I was recently asked about the accessibility of headless Drupal by a web designer for a company that wants to ensure that their website design is accessible from the start. As you can see in their message below, they are wondering if they should be concerned about the fact that headless Drupal relies on Javascript to render and serve content. Should that be a deterrent for them? In looking through some of the WebAIM message archives, it seems as though most screen reader users have Javascript enabled nowadays, so using headless Drupal would not appear to be a problem. Is that indeed the case? Does this fall under "best practice"? (Please see the designer's message below):


"We're debating headless Drupal, vs. Decoupled Drupal, vs. traditional coupled Drupal.
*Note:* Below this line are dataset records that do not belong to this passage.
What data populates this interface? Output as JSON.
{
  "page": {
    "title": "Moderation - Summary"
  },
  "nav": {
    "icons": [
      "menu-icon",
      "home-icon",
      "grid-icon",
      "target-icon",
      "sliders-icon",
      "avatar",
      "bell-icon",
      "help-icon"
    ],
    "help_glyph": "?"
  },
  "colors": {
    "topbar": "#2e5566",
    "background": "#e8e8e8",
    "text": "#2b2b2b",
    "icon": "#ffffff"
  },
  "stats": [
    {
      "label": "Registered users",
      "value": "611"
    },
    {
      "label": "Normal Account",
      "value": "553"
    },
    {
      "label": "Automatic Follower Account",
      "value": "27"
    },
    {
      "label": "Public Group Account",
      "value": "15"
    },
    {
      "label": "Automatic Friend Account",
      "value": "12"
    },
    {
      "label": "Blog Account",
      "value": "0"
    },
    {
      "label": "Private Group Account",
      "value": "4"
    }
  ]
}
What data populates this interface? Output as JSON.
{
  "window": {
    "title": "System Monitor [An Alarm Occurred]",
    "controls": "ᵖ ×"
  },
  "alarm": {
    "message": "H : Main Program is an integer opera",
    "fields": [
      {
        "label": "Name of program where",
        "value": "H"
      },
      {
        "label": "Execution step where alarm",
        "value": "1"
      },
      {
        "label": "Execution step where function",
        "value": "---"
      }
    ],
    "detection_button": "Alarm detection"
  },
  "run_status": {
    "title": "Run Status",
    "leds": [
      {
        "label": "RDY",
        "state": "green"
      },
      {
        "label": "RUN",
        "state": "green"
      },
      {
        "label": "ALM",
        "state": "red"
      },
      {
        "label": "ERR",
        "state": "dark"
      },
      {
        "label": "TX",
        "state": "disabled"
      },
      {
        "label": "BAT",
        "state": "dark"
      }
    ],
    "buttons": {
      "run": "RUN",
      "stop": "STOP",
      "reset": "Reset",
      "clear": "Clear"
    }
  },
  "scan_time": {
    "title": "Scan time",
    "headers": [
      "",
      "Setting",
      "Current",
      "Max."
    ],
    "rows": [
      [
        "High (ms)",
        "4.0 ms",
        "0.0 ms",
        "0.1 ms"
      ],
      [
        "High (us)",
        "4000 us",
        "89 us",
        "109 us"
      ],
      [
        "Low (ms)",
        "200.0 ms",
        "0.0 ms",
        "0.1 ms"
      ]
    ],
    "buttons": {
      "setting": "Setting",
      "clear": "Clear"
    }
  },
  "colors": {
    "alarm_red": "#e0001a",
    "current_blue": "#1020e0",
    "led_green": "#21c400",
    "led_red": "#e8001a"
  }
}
Here's some info on these three architectural styles https://www.coredna.com/blogs/headless-vs-decoupled-cms



We're wondering about the accessibility of headless Drupal because it relies on javascript to render and serve content.

We found these accessibility guidelines published by WebAim at https://webaim.org/techniques/javascript/

While WCAG 1.0 from 1999 required that pages be functional and accessible with scripting disabled, WCAG 2.0 [Which became the ISO standard in 2012] and all other modern guidelines allow you to require JavaScript.

Which seems to indicate that requiring javascript does not pose an accessibility problem.

... Does it?

In other words, if nothing on a web page were to load when a visitor has javascript disabled (or when their browser doesn't process javascript at all), would that be an accessibility liability, or would we be meeting the accessibility requirements if we choose to only serve content to visitors with javascript enabled?